The actual first Purge film was often criticized for forgoing its unique premise in favor of recycling another home-invasion scenario. And in my opinion, the previous entry Election Year went too far in the opposite direction in terms of its political commentary in an actual election year that made any excess satirization on the subject almost vomit-inducing. Same reason why I couldn’t continue watching Season 7 of American Horror Story. Fortunately, The First Purge is able to find a happy medium insofar as it doesn’t shove any political correctness down your throat, but also doesn’t ignore the socioeconomic implications The Purge as an institution has on the impoverished and people of color. None of it is really anything new for the franchise, but it’s done in such an effective way that a character like Dmitri – a gun-toting drug lord – can be viewed as a savior of the African-American community in opposition to the alt-right party in power that has specifically birthed this event to exterminate those it deems either a blight or burden on society. Not to mention, the NFFA working out the kinks of their own experiment gives the series its best comedic moments.
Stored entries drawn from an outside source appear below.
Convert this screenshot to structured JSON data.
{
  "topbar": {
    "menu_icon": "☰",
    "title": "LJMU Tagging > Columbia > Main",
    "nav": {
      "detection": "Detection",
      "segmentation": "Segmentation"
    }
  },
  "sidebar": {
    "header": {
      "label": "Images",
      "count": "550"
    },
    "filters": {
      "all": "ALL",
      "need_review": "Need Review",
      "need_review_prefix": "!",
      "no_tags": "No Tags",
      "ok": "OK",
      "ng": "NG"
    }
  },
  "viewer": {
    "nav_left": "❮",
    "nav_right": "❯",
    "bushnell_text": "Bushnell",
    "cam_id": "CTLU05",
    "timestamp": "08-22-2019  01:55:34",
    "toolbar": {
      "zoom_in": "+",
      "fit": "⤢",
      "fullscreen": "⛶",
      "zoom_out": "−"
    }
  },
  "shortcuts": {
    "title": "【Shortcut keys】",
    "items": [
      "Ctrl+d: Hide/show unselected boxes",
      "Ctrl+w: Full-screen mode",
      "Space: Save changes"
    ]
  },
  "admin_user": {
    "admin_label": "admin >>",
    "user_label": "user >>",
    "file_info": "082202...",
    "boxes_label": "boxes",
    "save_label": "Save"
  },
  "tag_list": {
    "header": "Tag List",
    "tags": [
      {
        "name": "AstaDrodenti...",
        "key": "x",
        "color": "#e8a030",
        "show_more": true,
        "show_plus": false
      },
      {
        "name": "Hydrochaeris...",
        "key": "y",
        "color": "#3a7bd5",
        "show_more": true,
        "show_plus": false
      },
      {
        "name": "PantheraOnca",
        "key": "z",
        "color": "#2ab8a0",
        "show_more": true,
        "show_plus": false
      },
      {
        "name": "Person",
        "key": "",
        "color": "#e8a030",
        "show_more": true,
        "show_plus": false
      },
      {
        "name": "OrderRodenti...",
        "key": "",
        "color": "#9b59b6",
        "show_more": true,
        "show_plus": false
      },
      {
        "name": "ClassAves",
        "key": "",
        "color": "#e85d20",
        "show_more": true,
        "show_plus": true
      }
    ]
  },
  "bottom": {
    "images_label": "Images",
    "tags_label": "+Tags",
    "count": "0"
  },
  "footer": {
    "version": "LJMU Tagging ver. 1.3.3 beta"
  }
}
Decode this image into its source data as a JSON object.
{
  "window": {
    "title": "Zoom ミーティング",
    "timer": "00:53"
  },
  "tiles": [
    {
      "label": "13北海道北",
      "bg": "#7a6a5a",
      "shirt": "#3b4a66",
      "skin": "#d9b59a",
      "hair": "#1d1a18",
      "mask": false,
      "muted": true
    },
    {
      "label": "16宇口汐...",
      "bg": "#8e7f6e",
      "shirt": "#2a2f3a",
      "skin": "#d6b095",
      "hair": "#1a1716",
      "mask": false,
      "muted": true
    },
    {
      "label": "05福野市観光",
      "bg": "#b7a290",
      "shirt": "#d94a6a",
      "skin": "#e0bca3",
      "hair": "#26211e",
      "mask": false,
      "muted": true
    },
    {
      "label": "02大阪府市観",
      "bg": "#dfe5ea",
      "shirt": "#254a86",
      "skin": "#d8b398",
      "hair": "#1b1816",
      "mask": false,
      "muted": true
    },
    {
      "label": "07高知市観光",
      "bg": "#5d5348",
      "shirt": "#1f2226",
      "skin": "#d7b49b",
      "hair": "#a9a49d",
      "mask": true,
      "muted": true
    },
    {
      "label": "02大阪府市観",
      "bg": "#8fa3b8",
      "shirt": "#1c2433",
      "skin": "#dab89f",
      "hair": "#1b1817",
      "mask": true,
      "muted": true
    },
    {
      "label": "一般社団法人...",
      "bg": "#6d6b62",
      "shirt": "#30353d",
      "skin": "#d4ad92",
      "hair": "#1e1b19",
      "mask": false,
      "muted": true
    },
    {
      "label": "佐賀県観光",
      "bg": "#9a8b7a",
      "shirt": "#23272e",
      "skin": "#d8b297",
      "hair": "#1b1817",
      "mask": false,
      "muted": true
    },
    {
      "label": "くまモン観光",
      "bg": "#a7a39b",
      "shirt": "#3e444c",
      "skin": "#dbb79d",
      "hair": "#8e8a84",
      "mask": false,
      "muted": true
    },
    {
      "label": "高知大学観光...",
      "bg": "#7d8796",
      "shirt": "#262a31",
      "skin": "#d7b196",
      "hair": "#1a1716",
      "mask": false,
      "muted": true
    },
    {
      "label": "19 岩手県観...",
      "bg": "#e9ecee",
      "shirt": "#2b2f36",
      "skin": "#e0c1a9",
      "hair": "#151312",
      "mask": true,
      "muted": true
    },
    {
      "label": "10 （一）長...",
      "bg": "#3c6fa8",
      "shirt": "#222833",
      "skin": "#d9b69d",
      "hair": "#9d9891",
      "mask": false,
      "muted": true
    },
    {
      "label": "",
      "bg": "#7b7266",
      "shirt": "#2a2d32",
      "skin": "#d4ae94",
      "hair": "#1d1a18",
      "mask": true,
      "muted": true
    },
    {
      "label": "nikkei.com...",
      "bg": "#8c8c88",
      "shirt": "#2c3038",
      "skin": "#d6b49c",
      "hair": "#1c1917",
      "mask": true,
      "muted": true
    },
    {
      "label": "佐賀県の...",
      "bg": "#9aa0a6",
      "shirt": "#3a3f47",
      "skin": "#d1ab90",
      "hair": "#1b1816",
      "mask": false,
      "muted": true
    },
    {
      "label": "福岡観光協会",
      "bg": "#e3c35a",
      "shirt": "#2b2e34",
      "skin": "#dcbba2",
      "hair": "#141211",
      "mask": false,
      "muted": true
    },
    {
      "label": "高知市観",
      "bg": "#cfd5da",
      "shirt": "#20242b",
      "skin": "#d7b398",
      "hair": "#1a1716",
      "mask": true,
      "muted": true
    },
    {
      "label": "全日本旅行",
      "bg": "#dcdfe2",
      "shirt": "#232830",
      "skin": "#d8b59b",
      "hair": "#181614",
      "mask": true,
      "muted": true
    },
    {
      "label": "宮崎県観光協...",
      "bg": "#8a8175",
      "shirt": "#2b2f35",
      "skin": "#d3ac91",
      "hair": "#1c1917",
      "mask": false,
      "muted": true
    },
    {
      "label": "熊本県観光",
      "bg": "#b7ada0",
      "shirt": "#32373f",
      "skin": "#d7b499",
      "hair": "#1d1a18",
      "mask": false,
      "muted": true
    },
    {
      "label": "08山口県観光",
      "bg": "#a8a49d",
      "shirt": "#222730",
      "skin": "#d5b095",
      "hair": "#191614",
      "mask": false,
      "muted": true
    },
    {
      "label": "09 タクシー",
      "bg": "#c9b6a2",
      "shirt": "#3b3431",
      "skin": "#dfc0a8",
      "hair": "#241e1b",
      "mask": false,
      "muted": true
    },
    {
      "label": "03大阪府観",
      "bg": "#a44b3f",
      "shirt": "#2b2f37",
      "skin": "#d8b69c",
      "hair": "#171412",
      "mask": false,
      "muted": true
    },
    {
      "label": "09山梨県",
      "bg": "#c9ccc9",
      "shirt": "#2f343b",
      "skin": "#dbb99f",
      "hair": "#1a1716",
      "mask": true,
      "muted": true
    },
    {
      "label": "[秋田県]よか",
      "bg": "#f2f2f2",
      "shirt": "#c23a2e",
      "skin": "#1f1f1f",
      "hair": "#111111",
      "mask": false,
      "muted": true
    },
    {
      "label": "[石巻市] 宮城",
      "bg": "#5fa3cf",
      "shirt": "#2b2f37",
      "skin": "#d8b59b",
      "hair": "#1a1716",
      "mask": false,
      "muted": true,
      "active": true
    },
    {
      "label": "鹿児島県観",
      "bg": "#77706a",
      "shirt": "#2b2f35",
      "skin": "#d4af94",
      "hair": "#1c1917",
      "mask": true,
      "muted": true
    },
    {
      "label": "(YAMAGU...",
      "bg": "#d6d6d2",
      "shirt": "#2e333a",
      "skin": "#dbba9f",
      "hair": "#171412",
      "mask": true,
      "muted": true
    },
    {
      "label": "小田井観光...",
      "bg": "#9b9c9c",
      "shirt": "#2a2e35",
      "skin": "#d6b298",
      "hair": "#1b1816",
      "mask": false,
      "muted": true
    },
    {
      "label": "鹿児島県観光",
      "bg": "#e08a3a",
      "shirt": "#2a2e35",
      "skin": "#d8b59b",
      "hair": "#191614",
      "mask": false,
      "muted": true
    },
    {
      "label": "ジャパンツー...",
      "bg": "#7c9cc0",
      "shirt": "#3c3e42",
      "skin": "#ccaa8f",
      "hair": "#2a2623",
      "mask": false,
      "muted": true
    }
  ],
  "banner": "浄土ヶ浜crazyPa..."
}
The First Purge is a prequel when all is said and done. Meaning, don’t expect to get the big, cathartic conclusion you’d normally expect from a movie. Timeline-wise, we all know where it leads from here, so it’s understandable that DeMonaco doesn’t force a game-changing twist to the franchise. So the least someone would hope for would be for the characters to undergo some kind of change when all is said and done, but unfortunately they take a backseat to the bloodshed and the movie’s desire to wrap it up quickly once the blood stops shedding. It leaves the project as a whole feeling fairly shallow, even for a horror film, but if you’re one of those sane people who go to the theaters for The Purge every other Fourth of July not for the story, then this is probably right up your alley. The script could use a little polish, but as it stands with the rest of the series, I’d say it’s in a close tie for first with The Purge: Anarchy in terms of how not-bad it is.